Re ECF Project: 2011-27

Project Title: A review of marine biodiversity and ecological surveys in Hong Kong

Applicant: Prof. Gray A. WILLIAMS of The University of Hong Kong

Total Approved Grant: $456,380

Duration: 1/9/2012 to 30/11/2013

Project Status/Remarks: Completed

The project aims

  • to review and evaluate past ecological data and survey methodologies on the principle documented marine biodiversity studies in Hong Kong’s waters and in particular the no-take Cape d’Aguilar Marine Reserve;
  • to establish an inventory of local marine resources including marine species and their corresponding habitats in form of Excel spread sheets which can be readily incorporated into any Geographical Information System (GIS);
  • to reveal any patterns of marine biodiversity across time and space, and any relationship between the observed site-specific biodiversity profiles (in terms of species richness, abundance and/or biomass) and environmental attributes (e.g., pH, salinity, and levels of nutrients and pollutants) whenever extensive datasets are available; and
  • to identify and prioritise areas for future research.

Summary of the Findings/Outcomes:
Based on a literature review of over 620 references on Hong Kong's marine biodiversity, 5,684 marine species recorded in Hong Kong waters has been entered into a database. Even though Hong Kong accounts for only ~0.03% of the marine area of China, the number of marine species recorded was ~25% of the total recorded for China seas. The number of species per unit area in Hong Kong waters was at least a few hundred times higher than many other regions in the world, suggesting Hong Kong has a very rich marine biodiversity.

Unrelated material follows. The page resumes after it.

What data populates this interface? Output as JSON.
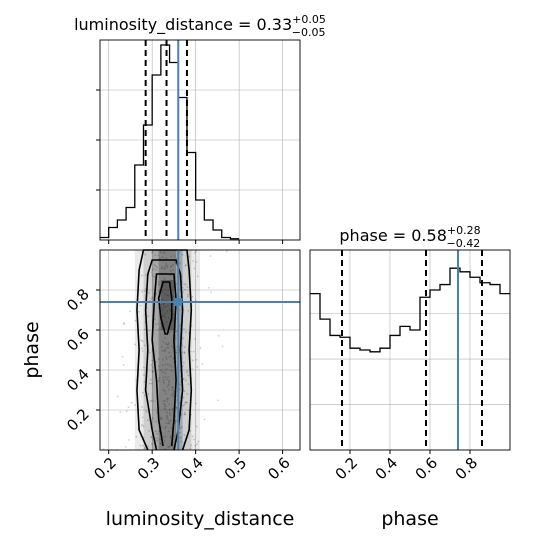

The Cape d' Aguilar Marine Reserve, which is the only 'no take' marine zone in Hong Kong covering a total sea area of only ~20 hectares (~0.01% of Hong Kong's marine area) supports 931 species (~16% of the total recorded in Hong Kong). Apparent limitations of the past marine ecological survey methodologies are the lack of standardization of sampling design and estimation of the minimum sampling effort required to gain a representative assessment of biodiversity at a locality. By mapping the past sampling locations of all recorded marine species, it was found that coastal and open water areas of Lantau Island and open water areas of Lamma Channel and southeastern waters below Mirs Bay require more investigation.